# ribbon fish?



## vital signs (Jun 20, 2015)

How do y'all guys catch ribbon fish from the piers I like to use them for bait when I luck up and get one.


----------



## Wingbone (Jun 8, 2014)

See plenty caught on Apache.


----------



## bluefish1928 (Jun 9, 2007)

spanish jigging rigs, got-cha plugs


----------



## Wingbone (Jun 8, 2014)

Yep, on the jigging rigs. I somehow missed the first word in your question. HOW!


----------



## vital signs (Jun 20, 2015)

Thanks for the input guys and wingbone no sweat man it happens to the best of us lol.


----------



## vmw (Nov 23, 2011)

bluefish1928 said:


> spanish jigging rigs, got-cha plugs


What is spanish jigging rigs? Thanks.


----------



## joek (Jun 1, 2015)

vmw said:


> What is spanish jigging rigs? Thanks.


its a mackerel rig.
think sabiki rig with larger long shank gold hooks with colored tubing or straws on the shanks.
jig it up and dow.n


----------



## drw1985 (Oct 15, 2014)

You know I've never been able to catch anything jigging and people on both sides of me are pulling them in left and right I must be doing something wrong


----------



## RjTheMetalhead (Dec 3, 2011)

drw1985 said:


> You know I've never been able to catch anything jigging and people on both sides of me are pulling them in left and right I must be doing something wrong


Are you using a short rod?
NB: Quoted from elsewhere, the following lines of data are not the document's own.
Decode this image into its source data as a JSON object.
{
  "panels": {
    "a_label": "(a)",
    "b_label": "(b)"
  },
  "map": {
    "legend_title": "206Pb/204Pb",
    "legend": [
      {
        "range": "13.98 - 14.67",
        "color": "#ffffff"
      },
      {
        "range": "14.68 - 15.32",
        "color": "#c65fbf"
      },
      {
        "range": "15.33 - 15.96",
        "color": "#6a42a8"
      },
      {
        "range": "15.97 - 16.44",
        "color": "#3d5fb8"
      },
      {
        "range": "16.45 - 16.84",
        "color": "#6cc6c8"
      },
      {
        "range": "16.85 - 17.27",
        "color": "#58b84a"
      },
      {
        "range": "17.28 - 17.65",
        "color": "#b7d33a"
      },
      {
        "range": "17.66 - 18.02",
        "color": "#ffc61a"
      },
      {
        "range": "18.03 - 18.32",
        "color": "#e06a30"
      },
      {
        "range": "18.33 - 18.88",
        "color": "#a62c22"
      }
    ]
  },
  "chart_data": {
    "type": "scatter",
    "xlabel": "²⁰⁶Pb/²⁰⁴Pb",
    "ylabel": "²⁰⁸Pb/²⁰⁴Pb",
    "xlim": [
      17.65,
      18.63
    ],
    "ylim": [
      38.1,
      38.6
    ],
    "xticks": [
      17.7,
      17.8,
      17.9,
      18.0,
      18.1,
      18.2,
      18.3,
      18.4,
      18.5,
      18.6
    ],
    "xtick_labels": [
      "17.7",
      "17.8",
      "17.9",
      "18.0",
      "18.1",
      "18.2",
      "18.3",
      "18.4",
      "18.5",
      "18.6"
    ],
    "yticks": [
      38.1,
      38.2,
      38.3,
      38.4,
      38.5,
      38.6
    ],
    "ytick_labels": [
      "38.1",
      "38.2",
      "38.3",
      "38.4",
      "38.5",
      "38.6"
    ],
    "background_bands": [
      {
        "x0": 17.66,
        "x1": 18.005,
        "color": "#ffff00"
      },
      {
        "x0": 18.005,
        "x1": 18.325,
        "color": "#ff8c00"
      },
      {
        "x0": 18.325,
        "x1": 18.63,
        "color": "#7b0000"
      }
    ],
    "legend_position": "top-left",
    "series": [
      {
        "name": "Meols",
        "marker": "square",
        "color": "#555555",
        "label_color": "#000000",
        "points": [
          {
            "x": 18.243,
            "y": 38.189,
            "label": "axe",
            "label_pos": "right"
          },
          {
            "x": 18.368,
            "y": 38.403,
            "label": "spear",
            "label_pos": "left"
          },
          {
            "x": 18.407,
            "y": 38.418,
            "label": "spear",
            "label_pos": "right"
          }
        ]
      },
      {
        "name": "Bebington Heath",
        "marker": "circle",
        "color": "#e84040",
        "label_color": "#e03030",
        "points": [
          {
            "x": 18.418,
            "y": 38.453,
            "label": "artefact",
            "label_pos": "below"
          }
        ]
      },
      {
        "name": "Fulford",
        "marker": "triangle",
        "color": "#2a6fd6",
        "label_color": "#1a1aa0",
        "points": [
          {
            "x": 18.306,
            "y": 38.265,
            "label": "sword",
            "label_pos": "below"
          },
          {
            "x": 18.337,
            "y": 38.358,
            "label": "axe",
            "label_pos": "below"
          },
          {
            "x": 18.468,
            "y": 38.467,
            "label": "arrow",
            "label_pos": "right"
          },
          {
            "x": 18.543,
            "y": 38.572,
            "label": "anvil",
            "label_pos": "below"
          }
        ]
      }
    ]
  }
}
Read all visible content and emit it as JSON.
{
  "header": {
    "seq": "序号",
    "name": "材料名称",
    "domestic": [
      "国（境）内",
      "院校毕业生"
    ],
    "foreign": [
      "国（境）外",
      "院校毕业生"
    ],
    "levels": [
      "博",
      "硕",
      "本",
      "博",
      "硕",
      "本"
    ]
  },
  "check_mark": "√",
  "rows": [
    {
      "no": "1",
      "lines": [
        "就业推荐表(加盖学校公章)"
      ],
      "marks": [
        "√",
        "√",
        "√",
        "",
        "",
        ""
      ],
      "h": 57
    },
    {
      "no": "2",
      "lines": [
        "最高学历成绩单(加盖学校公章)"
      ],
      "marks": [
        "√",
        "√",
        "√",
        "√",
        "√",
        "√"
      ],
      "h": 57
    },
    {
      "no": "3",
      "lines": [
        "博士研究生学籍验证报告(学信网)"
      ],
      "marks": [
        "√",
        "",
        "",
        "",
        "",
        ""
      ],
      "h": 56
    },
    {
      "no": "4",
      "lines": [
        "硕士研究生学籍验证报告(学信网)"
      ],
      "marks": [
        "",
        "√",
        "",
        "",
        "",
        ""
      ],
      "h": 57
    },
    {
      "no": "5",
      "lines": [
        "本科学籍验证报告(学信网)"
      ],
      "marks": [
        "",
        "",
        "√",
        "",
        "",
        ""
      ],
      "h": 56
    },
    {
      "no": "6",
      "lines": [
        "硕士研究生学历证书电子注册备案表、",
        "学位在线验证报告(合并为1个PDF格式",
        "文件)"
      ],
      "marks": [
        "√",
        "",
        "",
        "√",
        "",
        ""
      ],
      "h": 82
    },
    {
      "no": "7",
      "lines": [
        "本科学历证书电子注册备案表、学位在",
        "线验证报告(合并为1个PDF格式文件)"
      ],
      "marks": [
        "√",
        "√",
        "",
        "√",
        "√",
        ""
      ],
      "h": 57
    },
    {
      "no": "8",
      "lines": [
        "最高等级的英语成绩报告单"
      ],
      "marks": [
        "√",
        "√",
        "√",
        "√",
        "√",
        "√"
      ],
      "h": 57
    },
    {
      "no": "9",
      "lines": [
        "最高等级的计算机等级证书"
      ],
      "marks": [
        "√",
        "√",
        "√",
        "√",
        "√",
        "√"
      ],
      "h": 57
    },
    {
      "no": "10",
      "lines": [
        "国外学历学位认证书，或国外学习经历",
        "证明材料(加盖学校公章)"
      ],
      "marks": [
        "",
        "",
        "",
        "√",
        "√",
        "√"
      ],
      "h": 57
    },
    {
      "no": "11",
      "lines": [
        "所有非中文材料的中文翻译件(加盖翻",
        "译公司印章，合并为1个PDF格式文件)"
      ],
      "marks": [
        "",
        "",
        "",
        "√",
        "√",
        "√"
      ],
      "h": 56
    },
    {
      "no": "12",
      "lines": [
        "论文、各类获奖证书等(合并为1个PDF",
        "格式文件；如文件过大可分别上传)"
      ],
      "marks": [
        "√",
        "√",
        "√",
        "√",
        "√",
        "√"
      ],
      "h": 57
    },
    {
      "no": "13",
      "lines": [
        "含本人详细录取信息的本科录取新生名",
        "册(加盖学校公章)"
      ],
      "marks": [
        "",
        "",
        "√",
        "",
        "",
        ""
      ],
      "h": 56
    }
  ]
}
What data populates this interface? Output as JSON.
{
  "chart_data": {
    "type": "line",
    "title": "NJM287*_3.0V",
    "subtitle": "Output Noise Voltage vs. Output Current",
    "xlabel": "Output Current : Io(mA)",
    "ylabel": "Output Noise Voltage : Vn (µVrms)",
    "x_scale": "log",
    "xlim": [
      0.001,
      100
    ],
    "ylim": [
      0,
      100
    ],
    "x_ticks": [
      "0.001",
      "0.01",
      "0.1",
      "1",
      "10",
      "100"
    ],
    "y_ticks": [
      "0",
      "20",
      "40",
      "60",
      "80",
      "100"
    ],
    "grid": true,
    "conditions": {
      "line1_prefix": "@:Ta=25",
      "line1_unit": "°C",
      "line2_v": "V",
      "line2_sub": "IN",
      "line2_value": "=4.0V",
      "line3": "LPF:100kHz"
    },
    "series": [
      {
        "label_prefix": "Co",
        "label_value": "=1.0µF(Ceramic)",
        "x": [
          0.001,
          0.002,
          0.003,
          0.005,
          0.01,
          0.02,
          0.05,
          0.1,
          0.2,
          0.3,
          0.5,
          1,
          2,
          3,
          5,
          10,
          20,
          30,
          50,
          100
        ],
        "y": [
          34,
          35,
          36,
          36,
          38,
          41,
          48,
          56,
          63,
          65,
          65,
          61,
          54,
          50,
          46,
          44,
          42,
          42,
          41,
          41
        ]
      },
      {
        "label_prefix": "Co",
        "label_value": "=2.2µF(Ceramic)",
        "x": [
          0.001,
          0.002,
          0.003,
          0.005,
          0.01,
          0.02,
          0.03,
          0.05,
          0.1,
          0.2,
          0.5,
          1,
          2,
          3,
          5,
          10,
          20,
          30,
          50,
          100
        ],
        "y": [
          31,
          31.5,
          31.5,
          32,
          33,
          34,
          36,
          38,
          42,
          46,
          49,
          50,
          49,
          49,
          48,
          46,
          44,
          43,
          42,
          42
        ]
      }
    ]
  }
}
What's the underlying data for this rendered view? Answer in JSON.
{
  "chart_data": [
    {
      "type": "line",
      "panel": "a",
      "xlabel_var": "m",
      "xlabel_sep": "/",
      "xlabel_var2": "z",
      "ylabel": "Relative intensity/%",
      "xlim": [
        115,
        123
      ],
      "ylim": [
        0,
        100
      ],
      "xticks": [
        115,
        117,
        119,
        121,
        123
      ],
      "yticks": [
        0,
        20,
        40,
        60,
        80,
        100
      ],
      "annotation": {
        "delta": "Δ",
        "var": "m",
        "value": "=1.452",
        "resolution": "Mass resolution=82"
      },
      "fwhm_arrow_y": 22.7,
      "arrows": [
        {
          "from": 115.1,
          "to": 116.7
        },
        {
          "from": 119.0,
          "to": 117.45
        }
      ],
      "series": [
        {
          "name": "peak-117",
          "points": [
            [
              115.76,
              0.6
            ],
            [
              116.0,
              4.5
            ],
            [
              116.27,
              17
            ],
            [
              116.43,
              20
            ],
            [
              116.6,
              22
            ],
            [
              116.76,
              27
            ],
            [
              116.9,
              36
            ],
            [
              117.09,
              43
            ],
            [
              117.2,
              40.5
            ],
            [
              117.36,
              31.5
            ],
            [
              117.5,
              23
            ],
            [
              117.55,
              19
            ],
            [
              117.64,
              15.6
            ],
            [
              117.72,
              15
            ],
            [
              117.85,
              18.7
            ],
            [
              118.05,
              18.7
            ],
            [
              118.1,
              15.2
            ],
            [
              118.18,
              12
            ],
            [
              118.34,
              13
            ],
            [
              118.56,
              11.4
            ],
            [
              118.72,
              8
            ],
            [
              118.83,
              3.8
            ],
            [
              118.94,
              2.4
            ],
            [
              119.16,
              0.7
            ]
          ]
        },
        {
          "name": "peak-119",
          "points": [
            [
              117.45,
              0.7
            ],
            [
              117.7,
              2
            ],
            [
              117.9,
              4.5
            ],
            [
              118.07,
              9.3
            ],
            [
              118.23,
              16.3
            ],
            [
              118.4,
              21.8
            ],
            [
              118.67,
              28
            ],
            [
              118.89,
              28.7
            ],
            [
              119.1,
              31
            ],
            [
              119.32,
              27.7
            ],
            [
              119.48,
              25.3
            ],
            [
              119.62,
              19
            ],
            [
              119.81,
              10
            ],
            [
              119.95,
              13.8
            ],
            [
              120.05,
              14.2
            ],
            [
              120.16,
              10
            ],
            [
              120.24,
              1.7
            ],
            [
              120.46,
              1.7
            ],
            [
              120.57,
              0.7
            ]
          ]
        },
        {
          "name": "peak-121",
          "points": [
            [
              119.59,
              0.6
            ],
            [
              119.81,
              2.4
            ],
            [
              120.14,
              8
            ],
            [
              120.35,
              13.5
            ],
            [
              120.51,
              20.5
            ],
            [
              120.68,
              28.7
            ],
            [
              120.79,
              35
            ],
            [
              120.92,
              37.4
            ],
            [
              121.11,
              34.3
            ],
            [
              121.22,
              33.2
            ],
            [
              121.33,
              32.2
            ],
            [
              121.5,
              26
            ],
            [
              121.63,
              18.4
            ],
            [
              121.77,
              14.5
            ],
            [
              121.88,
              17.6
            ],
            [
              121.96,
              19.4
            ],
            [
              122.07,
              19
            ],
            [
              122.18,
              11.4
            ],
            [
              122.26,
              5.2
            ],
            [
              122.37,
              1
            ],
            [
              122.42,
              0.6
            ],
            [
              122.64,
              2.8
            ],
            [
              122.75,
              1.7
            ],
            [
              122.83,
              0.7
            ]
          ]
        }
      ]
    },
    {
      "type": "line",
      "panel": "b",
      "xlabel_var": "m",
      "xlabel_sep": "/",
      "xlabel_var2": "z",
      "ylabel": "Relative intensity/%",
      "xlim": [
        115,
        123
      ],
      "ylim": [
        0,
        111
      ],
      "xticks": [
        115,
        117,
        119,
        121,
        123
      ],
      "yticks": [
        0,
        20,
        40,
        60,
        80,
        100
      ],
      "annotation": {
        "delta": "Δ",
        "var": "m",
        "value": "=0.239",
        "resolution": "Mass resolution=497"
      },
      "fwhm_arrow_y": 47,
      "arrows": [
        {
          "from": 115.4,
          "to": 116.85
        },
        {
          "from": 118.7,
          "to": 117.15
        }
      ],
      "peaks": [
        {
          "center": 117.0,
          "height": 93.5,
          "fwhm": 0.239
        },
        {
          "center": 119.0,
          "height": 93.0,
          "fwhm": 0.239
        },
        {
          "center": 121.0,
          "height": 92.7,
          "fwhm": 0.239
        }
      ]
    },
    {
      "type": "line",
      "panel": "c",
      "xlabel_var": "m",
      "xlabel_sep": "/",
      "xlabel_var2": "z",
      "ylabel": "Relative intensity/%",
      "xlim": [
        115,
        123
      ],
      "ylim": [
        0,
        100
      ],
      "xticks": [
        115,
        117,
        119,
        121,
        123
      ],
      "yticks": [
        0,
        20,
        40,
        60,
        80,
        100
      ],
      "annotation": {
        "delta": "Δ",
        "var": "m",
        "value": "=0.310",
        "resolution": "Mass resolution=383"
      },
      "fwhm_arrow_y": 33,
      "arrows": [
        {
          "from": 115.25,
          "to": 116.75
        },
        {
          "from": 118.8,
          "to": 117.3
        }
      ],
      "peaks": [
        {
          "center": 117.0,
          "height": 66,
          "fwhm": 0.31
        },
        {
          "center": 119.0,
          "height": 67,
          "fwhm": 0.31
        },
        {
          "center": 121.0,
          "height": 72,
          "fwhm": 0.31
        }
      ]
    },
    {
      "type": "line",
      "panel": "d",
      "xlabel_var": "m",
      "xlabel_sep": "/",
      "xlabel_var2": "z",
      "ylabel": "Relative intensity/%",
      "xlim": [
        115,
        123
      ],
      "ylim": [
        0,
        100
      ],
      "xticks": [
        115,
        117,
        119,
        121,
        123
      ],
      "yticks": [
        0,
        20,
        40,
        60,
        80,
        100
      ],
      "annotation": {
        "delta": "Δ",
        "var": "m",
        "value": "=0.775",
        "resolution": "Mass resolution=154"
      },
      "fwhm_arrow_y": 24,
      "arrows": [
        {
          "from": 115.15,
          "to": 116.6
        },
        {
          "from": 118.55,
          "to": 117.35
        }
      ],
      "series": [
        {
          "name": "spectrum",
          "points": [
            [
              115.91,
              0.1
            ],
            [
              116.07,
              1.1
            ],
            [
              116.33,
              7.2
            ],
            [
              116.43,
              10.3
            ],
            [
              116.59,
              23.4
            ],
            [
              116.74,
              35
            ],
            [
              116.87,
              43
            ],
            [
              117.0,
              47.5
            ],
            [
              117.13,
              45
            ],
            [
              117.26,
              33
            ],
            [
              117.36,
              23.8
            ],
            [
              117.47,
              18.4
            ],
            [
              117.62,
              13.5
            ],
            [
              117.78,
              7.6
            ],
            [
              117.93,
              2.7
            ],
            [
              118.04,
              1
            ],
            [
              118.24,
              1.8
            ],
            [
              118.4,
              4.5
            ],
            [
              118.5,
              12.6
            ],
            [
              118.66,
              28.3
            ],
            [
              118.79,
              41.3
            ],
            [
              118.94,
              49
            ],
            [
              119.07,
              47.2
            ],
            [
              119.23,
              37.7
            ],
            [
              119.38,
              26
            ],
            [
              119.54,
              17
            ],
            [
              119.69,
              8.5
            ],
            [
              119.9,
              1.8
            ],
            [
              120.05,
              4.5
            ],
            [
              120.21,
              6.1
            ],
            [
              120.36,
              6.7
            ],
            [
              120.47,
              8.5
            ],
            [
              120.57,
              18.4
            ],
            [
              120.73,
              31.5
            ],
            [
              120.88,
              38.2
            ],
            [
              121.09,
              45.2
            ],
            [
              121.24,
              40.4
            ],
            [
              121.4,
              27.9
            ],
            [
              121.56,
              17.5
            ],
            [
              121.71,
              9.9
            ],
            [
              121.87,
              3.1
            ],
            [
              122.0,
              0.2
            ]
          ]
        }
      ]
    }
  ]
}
Need a 10ft+ rod or it just doesn't really work as good.


----------



## drw1985 (Oct 15, 2014)

RJ Now that you mentioned it I only brought my 9ft I left the 12ft at home that day thanks I'll try the bigger one next time


----------



## SmoothLures (Feb 13, 2008)

I've jigged up plenty with a 9 foot rod. Are you using the surgical tubing tree rigs? I've never seen any Spanish caught on them. Just ribbonfish.


----------



## vmw (Nov 23, 2011)

joek said:


> its a mackerel rig.
> think sabiki rig with larger long shank gold hooks with colored tubing or straws on the shanks.
> jig it up and dow.n


Thank you very much.


----------



## Flytyingguy1 (Sep 8, 2009)

Go down to the springmaid pier at night. The Chinese people are fishing them all the time. They hang lights off the pier and fish for them


----------



## Elgreco (Aug 12, 2014)

I believe they are korean.


----------



## RjTheMetalhead (Dec 3, 2011)

They are Koreans.
Rather fish with them than Yankees lol


----------



## RoccoS (May 4, 2014)

Easy on the Yankees!!


----------



## RjTheMetalhead (Dec 3, 2011)

RoccoS said:


> Easy on the Yankees!!


Uh oh


----------



## RoccoS (May 4, 2014)

That's right......


----------



## RjTheMetalhead (Dec 3, 2011)

RoccoS said:


> That's right......


I don't think there are enough flounder for the both of us lol


----------



## RoccoS (May 4, 2014)

Than I guess you'll be a few short in the frying pan this weekend!! Lol


----------



## Elgreco (Aug 12, 2014)

RJ mad we come down south and take their jobs, woman and fish.


----------



## RoccoS (May 4, 2014)

I LOVE it!!!!!We will take all his fish this weekend....Hope all is well Alex....Of course they can't help it, they r a little slow....lol


----------



## Elgreco (Aug 12, 2014)

I work saturday. Hopefully be out there sunday.


----------



## Wingbone (Jun 8, 2014)

You can tell the difference between the Yankees and the Koreans by looking at their eyes. If the eyes on their spinning rods are facing towards the sky, they are Yankees. If they are pointing down towards the water they are Koreans.


----------



## Flytyingguy1 (Sep 8, 2009)

That's cause the Yankees out fish ou!&#55357;&#56861;


----------